Still, as he wrote in his 1987 memoir The Magic Lantern, 'for many years, I was on Hitler's side, delighted by his success and saddened by his defeats.' Yet the eventual awakening that he faced came shortly after the end of the war and the subsequent collapse of Hitler's regime. 'When the doors to the concentration camps were thrown open, at first I did not want to believe my eyes,' he would say. 'When the truth came out it was a hideous shock for me. In a brutal and violent way I was suddenly ripped of my innocence.'
Those who have attempted to excuse Bergman's youthful folly have argued that, although Bergman did not fully repudiate Hitler and Nazism until 1946, when he came to an understanding of what he had been impressed by, it was a seismic shock to him that changed the course of his life and career.

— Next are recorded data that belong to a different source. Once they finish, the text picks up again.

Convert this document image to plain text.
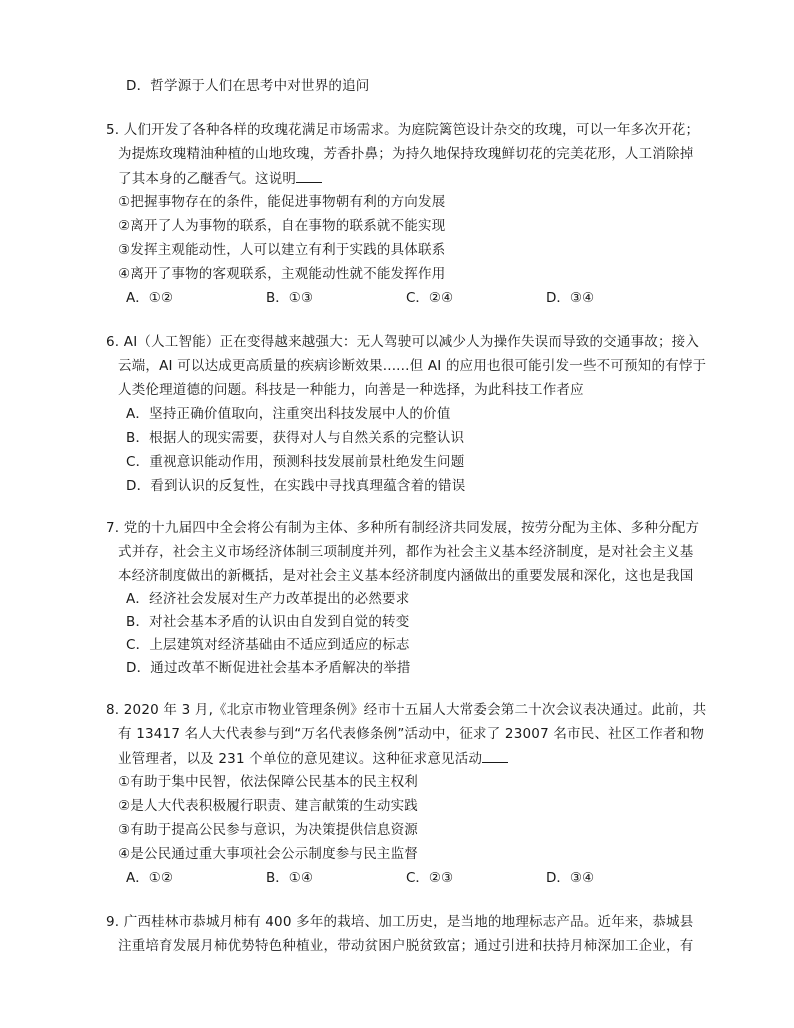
D．哲学源于人们在思考中对世界的追问
5. 人们开发了各种各样的玫瑰花满足市场需求。为庭院篱笆设计杂交的玫瑰，可以一年多次开花；
为提炼玫瑰精油种植的山地玫瑰，芳香扑鼻；为持久地保持玫瑰鲜切花的完美花形，人工消除掉
了其本身的乙醚香气。这说明
①把握事物存在的条件，能促进事物朝有利的方向发展
②离开了人为事物的联系，自在事物的联系就不能实现
③发挥主观能动性，人可以建立有利于实践的具体联系
④离开了事物的客观联系，主观能动性就不能发挥作用
A．①②	B．①③	C．②④	D．③④
6. AI（人工智能）正在变得越来越强大：无人驾驶可以减少人为操作失误而导致的交通事故；接入
云端，AI 可以达成更高质量的疾病诊断效果......但 AI 的应用也很可能引发一些不可预知的有悖于
人类伦理道德的问题。科技是一种能力，向善是一种选择，为此科技工作者应
A．坚持正确价值取向，注重突出科技发展中人的价值
B．根据人的现实需要，获得对人与自然关系的完整认识
C．重视意识能动作用，预测科技发展前景杜绝发生问题
D．看到认识的反复性，在实践中寻找真理蕴含着的错误
7. 党的十九届四中全会将公有制为主体、多种所有制经济共同发展，按劳分配为主体、多种分配方
式并存，社会主义市场经济体制三项制度并列，都作为社会主义基本经济制度，是对社会主义基
本经济制度做出的新概括，是对社会主义基本经济制度内涵做出的重要发展和深化，这也是我国
A．经济社会发展对生产力改革提出的必然要求
B．对社会基本矛盾的认识由自发到自觉的转变
C．上层建筑对经济基础由不适应到适应的标志
D．通过改革不断促进社会基本矛盾解决的举措
8. 2020 年 3 月,《北京市物业管理条例》经市十五届人大常委会第二十次会议表决通过。此前，共
有 13417 名人大代表参与到“万名代表修条例”活动中，征求了 23007 名市民、社区工作者和物
业管理者，以及 231 个单位的意见建议。这种征求意见活动
①有助于集中民智，依法保障公民基本的民主权利
②是人大代表积极履行职责、建言献策的生动实践
③有助于提高公民参与意识，为决策提供信息资源
④是公民通过重大事项社会公示制度参与民主监督
A．①②	B．①④	C．②③	D．③④
9. 广西桂林市恭城月柿有 400 多年的栽培、加工历史，是当地的地理标志产品。近年来，恭城县
注重培育发展月柿优势特色种植业，带动贫困户脱贫致富；通过引进和扶持月柿深加工企业，有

As he told his friend and producer Jörn Donner: 'My feelings were overwhelming and I felt great bitterness towards my father and my brother and the schoolteachers and everyone else who'd led me into it. But it was impossible to get rid of the guilt and the self-contempt.'
Thereafter, many of his films and stage productions dealt explicitly with the evil caused by the Nazi regime, whether it's his English-language picture, 1977's The Serpent's Egg, which is set in 1932 Berlin, or his decision to stage Peter Weiss's The Investigation, about the Auschwitz trials, in Stockholm in 1966.
Several of his most acclaimed pictures also looked, more obliquely, at themes of guilt and lack of communication brought on by conflict, including 1963's The Silence, which follows the journey of two sisters and was inspired by Bergman spending time in post-war Germany. Or 1968's Shame, in which a marriage, and an unnamed country, are both torn apart by civil war.

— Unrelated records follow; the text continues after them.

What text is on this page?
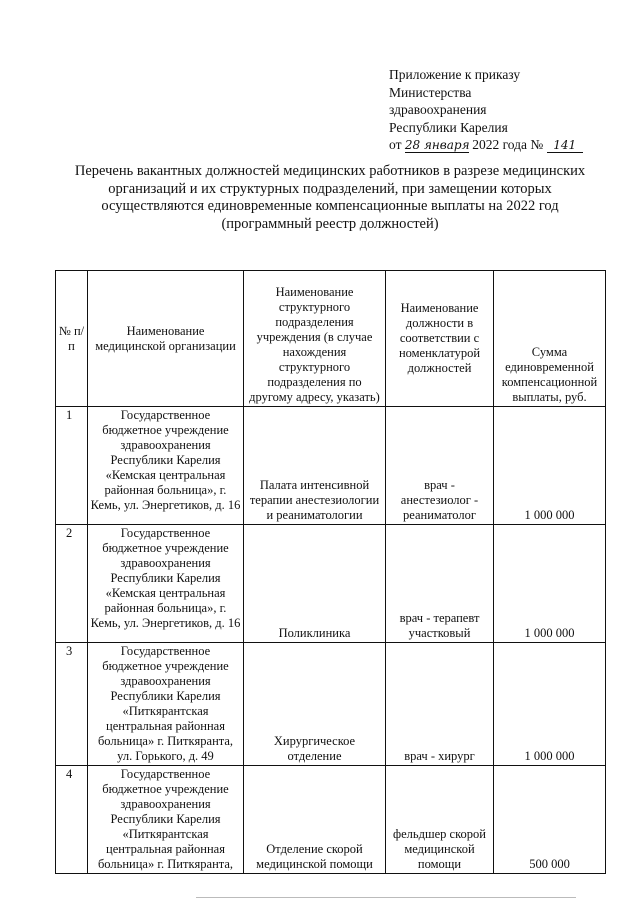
Приложение к приказу
Министерства
здравоохранения
Республики Карелия
от 28 января 2022 года № 141
Перечень вакантных должностей медицинских работников в разрезе медицинских
организаций и их структурных подразделений, при замещении которых
осуществляются единовременные компенсационные выплаты на 2022 год
(программный реестр должностей)
№ п/п	Наименование медицинской организации	Наименование структурного подразделения учреждения (в случае нахождения структурного подразделения по другому адресу, указать)	Наименование должности в соответствии с номенклатурой должностей	Сумма единовременной компенсационной выплаты, руб.
1	Государственное бюджетное учреждение здравоохранения Республики Карелия «Кемская центральная районная больница», г. Кемь, ул. Энергетиков, д. 16	Палата интенсивной терапии анестезиологии и реаниматологии	врач - анестезиолог - реаниматолог	1 000 000
2	Государственное бюджетное учреждение здравоохранения Республики Карелия «Кемская центральная районная больница», г. Кемь, ул. Энергетиков, д. 16	Поликлиника	врач - терапевт участковый	1 000 000
3	Государственное бюджетное учреждение здравоохранения Республики Карелия «Питкярантская центральная районная больница» г. Питкяранта, ул. Горького, д. 49	Хирургическое отделение	врач - хирург	1 000 000
4	Государственное бюджетное учреждение здравоохранения Республики Карелия «Питкярантская центральная районная больница» г. Питкяранта,	Отделение скорой медицинской помощи	фельдшер скорой медицинской помощи	500 000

It would be reading too much into these films to see them as a straightforward apologia for his earlier beliefs – which in any case were not common knowledge until the publication of his memoir – but there can be little doubt that they weighed upon him.
It would also be a mistake to take Bergman's comments at face value. As Jane Magnusson, who made the documentary Bergman: A Year in the Life, said in 2019: 'The fact that he had sympathies with Hitler… he wanted to talk about them. And nobody else did. He was pretty much alone in Sweden when he came out in the ​1980s and said, ​'I went to Germany, I was in Weimar during the parade and I yelled ​'Heil Hitler!' And I loved it.'
'It's horrible that he didn't reject Hitler before 1946. It is very late. That's a problem. But I don't think Bergman thought Hitler was a good idea because he hated Jews. Sweden was very afraid of Russia at that time and I think he just thought that it was better than what's going on with them.'
It is also likely that Bergman never fully repudiated his youthful Right-wing views. The director Roy Andersson, who studied at the Swedish Film Institute Film School in the late Sixties, remarked that '[Bergman] was a so-called inspector of the film school that I attended, and each term we were called and we had to go to his office and he gave some advice, or even some threats, and he said, 'If you don't stop making Left-wing movies… If you continue with that you will never have the possibility to make features. I will influence the board to stop you'.
Bergman often described the most traumatic event of his lifetime as being his 1976 arrest on income tax evasion charges. These were eventually dropped, but caused him to leave Sweden for Munich. From there, he continued his career, albeit to diminishing artistic returns. It would not be until he returned to Sweden in 1982 for Fanny and Alexander – an epic often considered Bergman's crowning achievement – that he would make another truly acclaimed film.